Nunca é tarde para músicas novas

Roda por aí uma lenda urbana segundo a qual é normal e esperado o nosso gosto musical “congelar” no tempo, de modo que uma vez adultos, o cérebro ficaria empacado na playlist das músicas descobertas na adolescência. Supostamente, por causa de uma “perda de plasticidade” do sistema de recompensa, estaríamos fadados a escolher eternamente ouvir apenas o Bonde do Tigrão ou a Nona Sinfonia de Beethoven e similares.

Quem já se deu ao trabalho de experimentar com coisas novas depois de adulto pode antecipar o que vem a seguir: é claro que essa lenda urbana é só isso mesmo, lenda. Mais especificamente, besteira pura.

O sistema de motivação e recompensa do cérebro, aquele conjunto de estruturas que registra com uma sensação de prazer nossas ações que tem resultados interessantes, esperados ou não, faz com que se busque de novo aquilo que funcionou no passado – ou seja, deu prazer.

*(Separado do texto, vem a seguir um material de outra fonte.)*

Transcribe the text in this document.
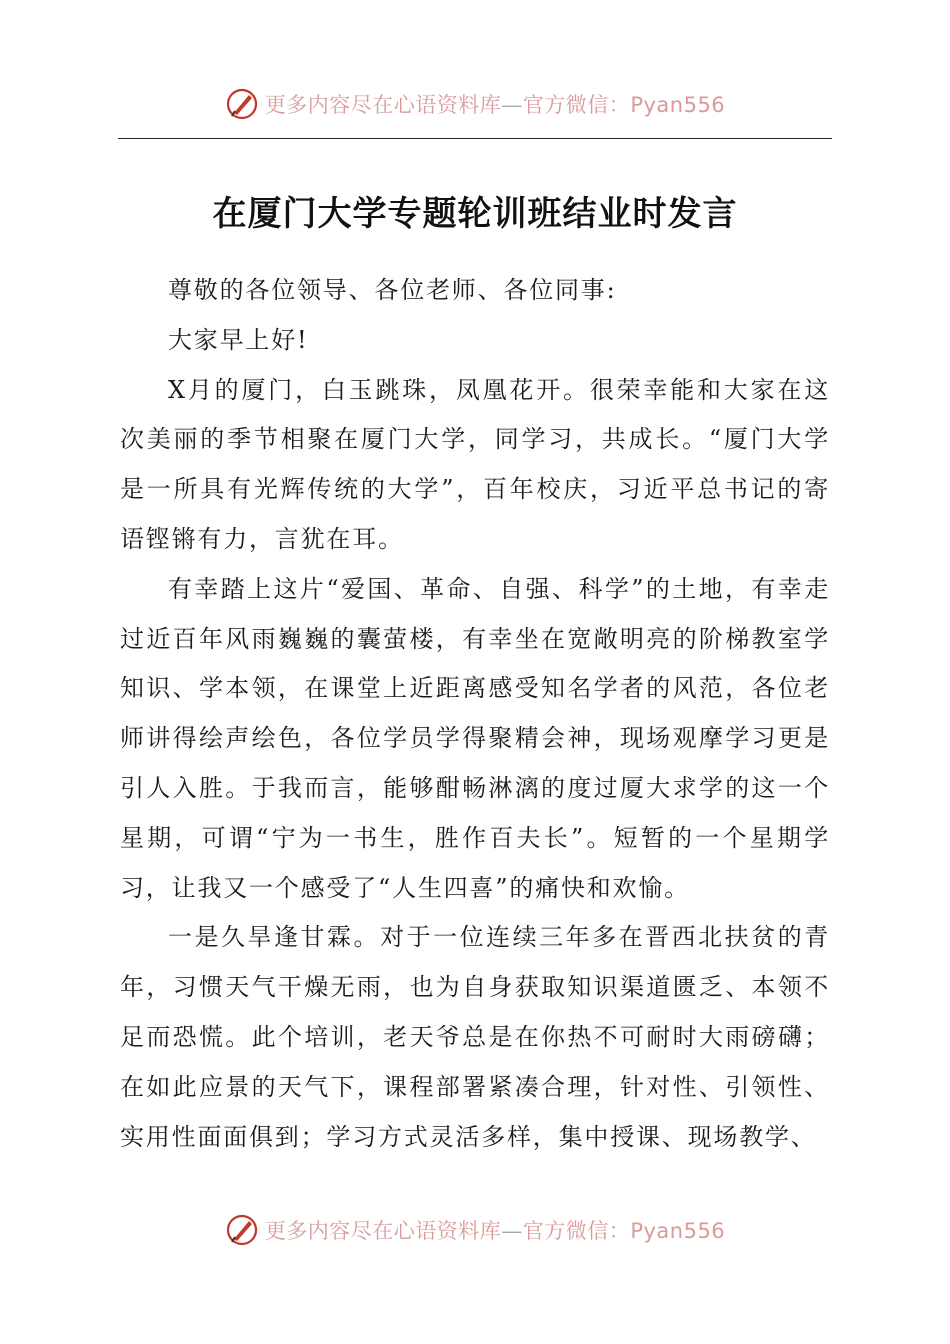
更多内容尽在心语资料库—官方微信：Pyan556
在厦门大学专题轮训班结业时发言

尊敬的各位领导、各位老师、各位同事:

大家早上好!

X月的厦门，白玉跳珠，凤凰花开。很荣幸能和大家在这次美丽的季节相聚在厦门大学，同学习，共成长。“厦门大学是一所具有光辉传统的大学”，百年校庆，习近平总书记的寄语铿锵有力，言犹在耳。

有幸踏上这片“爱国、革命、自强、科学”的土地，有幸走过近百年风雨巍巍的囊萤楼，有幸坐在宽敞明亮的阶梯教室学知识、学本领，在课堂上近距离感受知名学者的风范，各位老师讲得绘声绘色，各位学员学得聚精会神，现场观摩学习更是引人入胜。于我而言，能够酣畅淋漓的度过厦大求学的这一个星期，可谓“宁为一书生，胜作百夫长”。短暂的一个星期学习，让我又一个感受了“人生四喜”的痛快和欢愉。

一是久旱逢甘霖。对于一位连续三年多在晋西北扶贫的青年，习惯天气干燥无雨，也为自身获取知识渠道匮乏、本领不足而恐慌。此个培训，老天爷总是在你热不可耐时大雨磅礴；在如此应景的天气下，课程部署紧凑合理，针对性、引领性、实用性面面俱到；学习方式灵活多样，集中授课、现场教学、

更多内容尽在心语资料库—官方微信：Pyan556
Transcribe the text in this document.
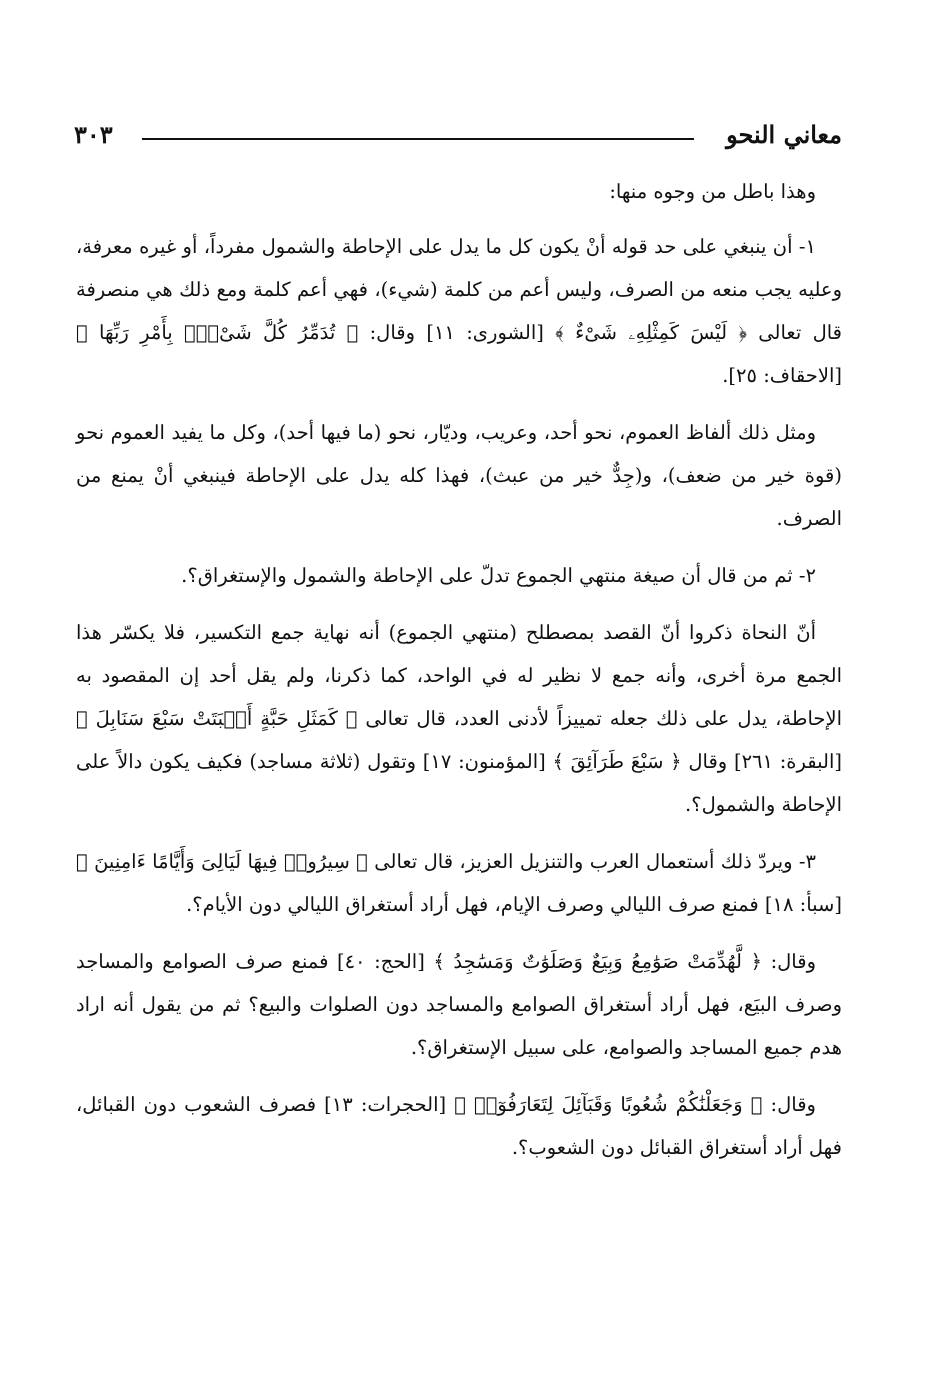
معاني النحو
٣٠٣

وهذا باطل من وجوه منها:

١- أن ينبغي على حد قوله أنْ يكون كل ما يدل على الإحاطة والشمول مفرداً، أو غيره معرفة، وعليه يجب منعه من الصرف، وليس أعم من كلمة (شيء)، فهي أعم كلمة ومع ذلك هي منصرفة قال تعالى ﴿ لَيْسَ كَمِثْلِهِۦ شَىْءٌ ﴾ [الشورى: ١١] وقال: ﴿ تُدَمِّرُ كُلَّ شَىْءٍۭ بِأَمْرِ رَبِّهَا ﴾ [الاحقاف: ٢٥].

ومثل ذلك ألفاظ العموم، نحو أحد، وعريب، وديّار، نحو (ما فيها أحد)، وكل ما يفيد العموم نحو (قوة خير من ضعف)، و(جِدٌّ خير من عبث)، فهذا كله يدل على الإحاطة فينبغي أنْ يمنع من الصرف.

٢- ثم من قال أن صيغة منتهي الجموع تدلّ على الإحاطة والشمول والإستغراق؟.

أنّ النحاة ذكروا أنّ القصد بمصطلح (منتهي الجموع) أنه نهاية جمع التكسير، فلا يكسّر هذا الجمع مرة أخرى، وأنه جمع لا نظير له في الواحد، كما ذكرنا، ولم يقل أحد إن المقصود به الإحاطة، يدل على ذلك جعله تمييزاً لأدنى العدد، قال تعالى ﴿ كَمَثَلِ حَبَّةٍ أَنۢبَتَتْ سَبْعَ سَنَابِلَ ﴾ [البقرة: ٢٦١] وقال ﴿ سَبْعَ طَرَآئِقَ ﴾ [المؤمنون: ١٧] وتقول (ثلاثة مساجد) فكيف يكون دالاً على الإحاطة والشمول؟.

٣- ويردّ ذلك أستعمال العرب والتنزيل العزيز، قال تعالى ﴿ سِيرُوا۟ فِيهَا لَيَالِىَ وَأَيَّامًا ءَامِنِينَ ﴾ [سبأ: ١٨] فمنع صرف الليالي وصرف الإيام، فهل أراد أستغراق الليالي دون الأيام؟.

وقال: ﴿ لَّهُدِّمَتْ صَوَٰمِعُ وَبِيَعٌ وَصَلَوَٰتٌ وَمَسَٰجِدُ ﴾ [الحج: ٤٠] فمنع صرف الصوامع والمساجد وصرف البيَع، فهل أراد أستغراق الصوامع والمساجد دون الصلوات والبيع؟ ثم من يقول أنه اراد هدم جميع المساجد والصوامع، على سبيل الإستغراق؟.

وقال: ﴿ وَجَعَلْنَٰكُمْ شُعُوبًا وَقَبَآئِلَ لِتَعَارَفُوٓا۟ ﴾ [الحجرات: ١٣] فصرف الشعوب دون القبائل، فهل أراد أستغراق القبائل دون الشعوب؟.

Uma vez já pode bastar para carimbar um evento, como uma música, como agradável e digno de repetição.

É fato que na adolescência essas estruturas ficam particularmente susceptíveis a novas descobertas, devido a uma perda programada de sensibilidade – responsável, aliás, pelo téééédio característico do início da adolescência: quando o que antes dava prazer deixa de funcionar. Drama dos adolescentes, o tédio é também vital por impulsionar o jovem a descobrir novos interesses, novos assuntos, novas fontes de satisfação como política, filosofia, músicas diferentes, sexo – e drogas, a maneira mais fácil de deixar o sistema de recompensa nas nuvens.

O começo da idade adulta marca uma fase em que a sensibilidade do sistema de recompensa se estabiliza, de fato. Mas ela nunca se perde – ou não sairíamos da cama, por pura incapacidade de antecipar os prazeres do dia. Pelo contrário, o mesmo sistema que nos mantem ávidos pelos prazeres descobertos na adolescência continua apto a descobrir novos interesses ao longo da vida.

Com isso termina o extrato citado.